Perhaps it’s my imagination, but there seems to be a lot of media discussion of how the results today in two governor’s races and one rather bizarre House race serve somehow as a referendum on Barack Obama, the Democrats, their majority, the Democratic agenda and platform, the bank bailout, the stimulus package, “HOPE,” your haircut, my haircut, the undefeated New Orleans Saints, and just about anything else that can be piled on.
OK, OK, I’m exaggerating for effect. But if the 2009 cycle is a referendum on either party, isn’t more of a referendum on the Republicans? Or perhaps, more precisely, a referendum for Republicans about the meaning of Republicanism?
Yes, elections are typically–and rightly–a referendum on the policy performance of the in-power majority party. But during an election cycle, and particularly in the primaries leading up to the general, it is the out party that is working out its issues and kinks, trying on its new or reconfigured identity. This was certainly the storyline when liberal Democrats were backing people like Ned Lamont back in 2006.
That said, consider that the GOP nominees in the three highest-profile races today–Virginia’s Bob McDonnell, New Jersey’s Chris Christie and New York 23’s Dede Scozzafava–represent three variations on the question of what ails the GOP and how to fix it. Moving from center-right to right, lets’ take a look at each model:
- The McDonnell model: reform the establishment GOP from within as an insider and consensus-builder who moves to the middle. McDonnell is the most conventional and establishmentarian of the three. He came up through the normal channels as a law-and-order attorney general, touted his Fairfax roots in an effort to appeal to the key swing region of Northern Virginia, avoided culture war appeals and focused on meat-and-potato issues like taxes and transportation. Granted, his avoidance of culture war politics was as much a necessity as a choice, given the potentially toxic issue of his graduate thesis controversy. But he didn’t run on a divide-and-conquer, base-oriented, Bush-era strategy. He proved able to appeal to the party’s base and middle as well as independents.

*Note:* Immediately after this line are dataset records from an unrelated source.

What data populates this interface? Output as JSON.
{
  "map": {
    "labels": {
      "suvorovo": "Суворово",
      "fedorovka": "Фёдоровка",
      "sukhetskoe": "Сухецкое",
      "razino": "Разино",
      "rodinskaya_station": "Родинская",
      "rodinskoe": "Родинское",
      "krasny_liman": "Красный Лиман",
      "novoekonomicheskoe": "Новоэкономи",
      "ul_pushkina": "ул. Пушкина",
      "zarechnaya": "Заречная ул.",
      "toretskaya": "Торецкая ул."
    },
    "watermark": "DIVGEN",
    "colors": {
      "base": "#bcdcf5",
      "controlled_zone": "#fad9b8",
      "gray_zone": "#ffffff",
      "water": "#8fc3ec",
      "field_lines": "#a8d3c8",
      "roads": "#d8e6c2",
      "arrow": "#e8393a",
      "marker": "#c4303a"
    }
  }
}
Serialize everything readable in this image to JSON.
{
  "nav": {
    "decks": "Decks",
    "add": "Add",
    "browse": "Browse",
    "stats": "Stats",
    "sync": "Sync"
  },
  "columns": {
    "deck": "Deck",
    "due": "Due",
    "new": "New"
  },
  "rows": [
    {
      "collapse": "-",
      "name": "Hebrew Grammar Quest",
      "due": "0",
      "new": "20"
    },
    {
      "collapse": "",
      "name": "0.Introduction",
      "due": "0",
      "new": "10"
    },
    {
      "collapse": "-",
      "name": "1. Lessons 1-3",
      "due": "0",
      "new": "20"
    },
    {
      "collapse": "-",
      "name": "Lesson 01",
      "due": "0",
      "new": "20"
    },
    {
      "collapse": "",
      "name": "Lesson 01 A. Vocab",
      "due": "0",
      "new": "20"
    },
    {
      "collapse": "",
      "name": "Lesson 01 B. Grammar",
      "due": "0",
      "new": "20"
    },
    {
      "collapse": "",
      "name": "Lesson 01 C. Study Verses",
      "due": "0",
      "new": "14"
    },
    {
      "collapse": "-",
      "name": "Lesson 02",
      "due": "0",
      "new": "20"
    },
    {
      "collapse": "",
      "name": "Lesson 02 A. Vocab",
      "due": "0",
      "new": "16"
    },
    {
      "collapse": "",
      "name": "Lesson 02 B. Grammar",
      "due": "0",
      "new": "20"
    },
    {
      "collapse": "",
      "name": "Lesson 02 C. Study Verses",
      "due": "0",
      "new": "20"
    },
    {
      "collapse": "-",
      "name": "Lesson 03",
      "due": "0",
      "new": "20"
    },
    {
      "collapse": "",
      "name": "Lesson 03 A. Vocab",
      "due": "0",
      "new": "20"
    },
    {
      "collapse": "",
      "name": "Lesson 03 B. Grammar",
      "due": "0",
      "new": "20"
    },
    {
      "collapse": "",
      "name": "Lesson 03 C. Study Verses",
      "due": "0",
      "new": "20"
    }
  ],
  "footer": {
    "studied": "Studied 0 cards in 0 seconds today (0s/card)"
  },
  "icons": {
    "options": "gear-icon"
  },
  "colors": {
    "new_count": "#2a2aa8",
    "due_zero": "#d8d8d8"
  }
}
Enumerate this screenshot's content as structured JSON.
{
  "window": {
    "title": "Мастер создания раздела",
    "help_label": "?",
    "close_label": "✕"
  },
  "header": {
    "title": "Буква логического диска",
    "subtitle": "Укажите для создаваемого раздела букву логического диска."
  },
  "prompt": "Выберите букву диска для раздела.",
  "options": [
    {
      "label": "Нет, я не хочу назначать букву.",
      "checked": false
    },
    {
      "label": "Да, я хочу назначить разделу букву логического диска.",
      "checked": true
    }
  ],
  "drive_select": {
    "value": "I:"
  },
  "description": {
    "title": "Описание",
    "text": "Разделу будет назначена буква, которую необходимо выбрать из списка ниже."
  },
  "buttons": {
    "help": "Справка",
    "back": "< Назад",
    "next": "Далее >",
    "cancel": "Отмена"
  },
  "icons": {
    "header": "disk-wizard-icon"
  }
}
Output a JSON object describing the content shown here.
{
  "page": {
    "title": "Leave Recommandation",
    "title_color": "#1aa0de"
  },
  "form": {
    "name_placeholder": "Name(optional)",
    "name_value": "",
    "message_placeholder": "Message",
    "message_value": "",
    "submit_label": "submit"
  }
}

- The Christie model: reform the establishment GOP by running as a solid conservative. Next comes Christie, who also ran as a party man. He’s not the non-traditional conservative firebrand that Steve Lonergan, whom he beat in the GOP primary, is. But Christie isn’t Christine Todd Whitman either, and he doesn’t strike me as any less conservative than McDonnell, although he’s running in a more liberal state than McDonnell. Christie may still beat Corzine, whose background as a Goldman-Sachs millionaire is a tough sell right now. But Corzine may hold on.
- The Hoffman model: revolt against the establishment GOP from the outside with a third-party candidate, consequences for the GOP be damned. Hoffman may win, too, but he ran outside the GOP. Defenders will say the party’s choice of Dede Scozzafava gave him and his conservative backers no choice. But that’s not entirely true: They could have supported her and worked to move her toward their positions to earn that support. Whatever the case, the establishment choice was viewed as such an affront–an apostate–that something radical had to be done…and if that meant doing it outside the confines of the party, so be it.
No matter what, because of the Hoffman-Scozzfava dustup, Republicans will not win all three of these races. And if Christie loses, the GOP will go 1 for 3. That may be the most telling lesson of all in terms of how the party needs to re-build. Whatever the results tonight, it seems to me that 2009 is the year of the Republicans almost by definition because these contests represent a broader, intramural contest to define GOP’s future strategy and identity.
I’m not saying the the Democratic nominees, the way they ran their campaigns, or state and national issues are or were meaningless. They’re not, of course. And I’m not saying voters in these elections have no opinions about the president, or are not voicing those opinions through their votes. But 2009 is about the GOP.